Arnie was a bon vivant, talented vintner (his Dos Patos wine fueled many social engagements in his beloved Yolo County), and passionate conversationalist. The house that he built with his own hands with the late Ward Stavig and others on Road 96 was the site of many lively meals over the decades, hosting distinguished guests such as Eric Hobsbawm and Fidel Castro’s brother-in-law. He loved irony and contradictions and had several endearing ones of his own. Decades ago he lost much of his hearing in one ear and thus always preferred to sit outside, even in winter, to avoid crowd noise. Nonetheless, even though he often struggled to catch every word, he had a fine ear for language (etymology delighted him) and all types of conversation. Arnie had no patience with precious academic prose, bureaucratic obfuscations, or just about anything written or said that he deemed pretentious. He considered himself an “accidental academic” because of his farm background and always downplayed his accomplishments, but he was a keen reader, extraordinary editor, and deep intellectual, without any of the pretension. I owe him a great debt, as he encouraged and guided me and read just about every word I have ever published. I fondly remember his nudges to push further into everyday life or his critique of my writing, including one marginal comment that my verbose introduction read like a “badly translated national anthem.”

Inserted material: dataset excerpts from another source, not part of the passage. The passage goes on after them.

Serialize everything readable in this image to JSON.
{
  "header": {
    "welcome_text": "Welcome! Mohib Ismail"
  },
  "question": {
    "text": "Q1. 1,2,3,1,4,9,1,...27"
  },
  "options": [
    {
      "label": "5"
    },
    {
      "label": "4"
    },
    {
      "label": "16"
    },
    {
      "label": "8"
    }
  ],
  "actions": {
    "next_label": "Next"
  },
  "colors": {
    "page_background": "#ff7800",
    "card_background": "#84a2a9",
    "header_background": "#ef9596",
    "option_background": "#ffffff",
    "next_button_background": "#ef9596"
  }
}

Chile had a special place in his heart: he always lauded Chileans’ fine sense of humor, their ability to break bread even among political enemies, and the scenic valleys and coastal ranges that he so loved to visit. In 2005 the Chilean government granted him the Order of Merit Gabriela Mistral (Orden al Merito Docente y Cultural Gabriela Mistral), Chile’s highest honor for foreigners, for his contributions to education and culture. On April 10, 2016, Chile commemorated him in a ceremony that he would have loved. His widow, Danielle Greenwood, friends, and students gave tribute to Arnie at the San Jose´ del Carmen hacienda, El Huique, in the Colchagua Valley outside Santiago. After the tribute, we deposited his ashes (not all—some will be spread in Kansas) in the hacienda’s lovely chapel with a plaque that stressed his enduring love affair with Chile.

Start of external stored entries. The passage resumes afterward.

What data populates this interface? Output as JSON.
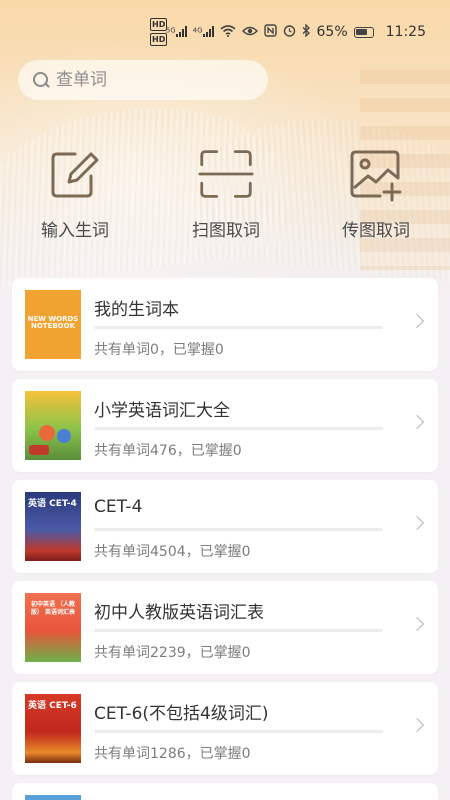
{
  "status": {
    "net_labels": [
      "HD",
      "HD"
    ],
    "sig_labels": [
      "5G",
      "4G"
    ],
    "battery": "65%",
    "time": "11:25"
  },
  "search": {
    "placeholder": "查单词"
  },
  "actions": [
    {
      "label": "输入生词",
      "icon": "edit-icon"
    },
    {
      "label": "扫图取词",
      "icon": "scan-icon"
    },
    {
      "label": "传图取词",
      "icon": "upload-image-icon"
    }
  ],
  "books": [
    {
      "title": "我的生词本",
      "count": "共有单词0，已掌握0",
      "cover_text": "NEW WORDS NOTEBOOK",
      "cover_color": "#f0a330",
      "progress": 0
    },
    {
      "title": "小学英语词汇大全",
      "count": "共有单词476，已掌握0",
      "cover_color": "#f3b62c",
      "progress": 0
    },
    {
      "title": "CET-4",
      "count": "共有单词4504，已掌握0",
      "cover_text": "英语 CET-4",
      "cover_color": "#3a4a8c",
      "progress": 0
    },
    {
      "title": "初中人教版英语词汇表",
      "count": "共有单词2239，已掌握0",
      "cover_text": "初中英语 （人教版） 英语词汇表",
      "cover_color": "#e65b3c",
      "progress": 0
    },
    {
      "title": "CET-6(不包括4级词汇)",
      "count": "共有单词1286，已掌握0",
      "cover_text": "英语 CET-6",
      "cover_color": "#c1281e",
      "progress": 0
    }
  ]
}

He is left by Danielle; his daughter, Rebecca; her children Lily, Frank, and George; and his stepchildren Lucy, Jonah, Colby, and Colton. In addition, he had a large community of friends, students, and admirers, many of whom collaborated to create the Arnie Bauer Memorial Fund for Chilean students to study in Davis and for Davis students to conduct research in South America.

1. For stories about Mexico in the 1950s and more biographical detail, see Charles Walker, “Accidental Historian: An Interview with Arnold J. Bauer,” The Americas 69, no. 4 (2013): 493–507. A Spanish translation by Pablo Whipple and Giselle Gibbons can be found on my blog at https://charlesfwalker.com/entrevista-con-arnold-bauer

* The obituary was published in The Hispanic American Historical Review 96.4 (November 2016): 714-6.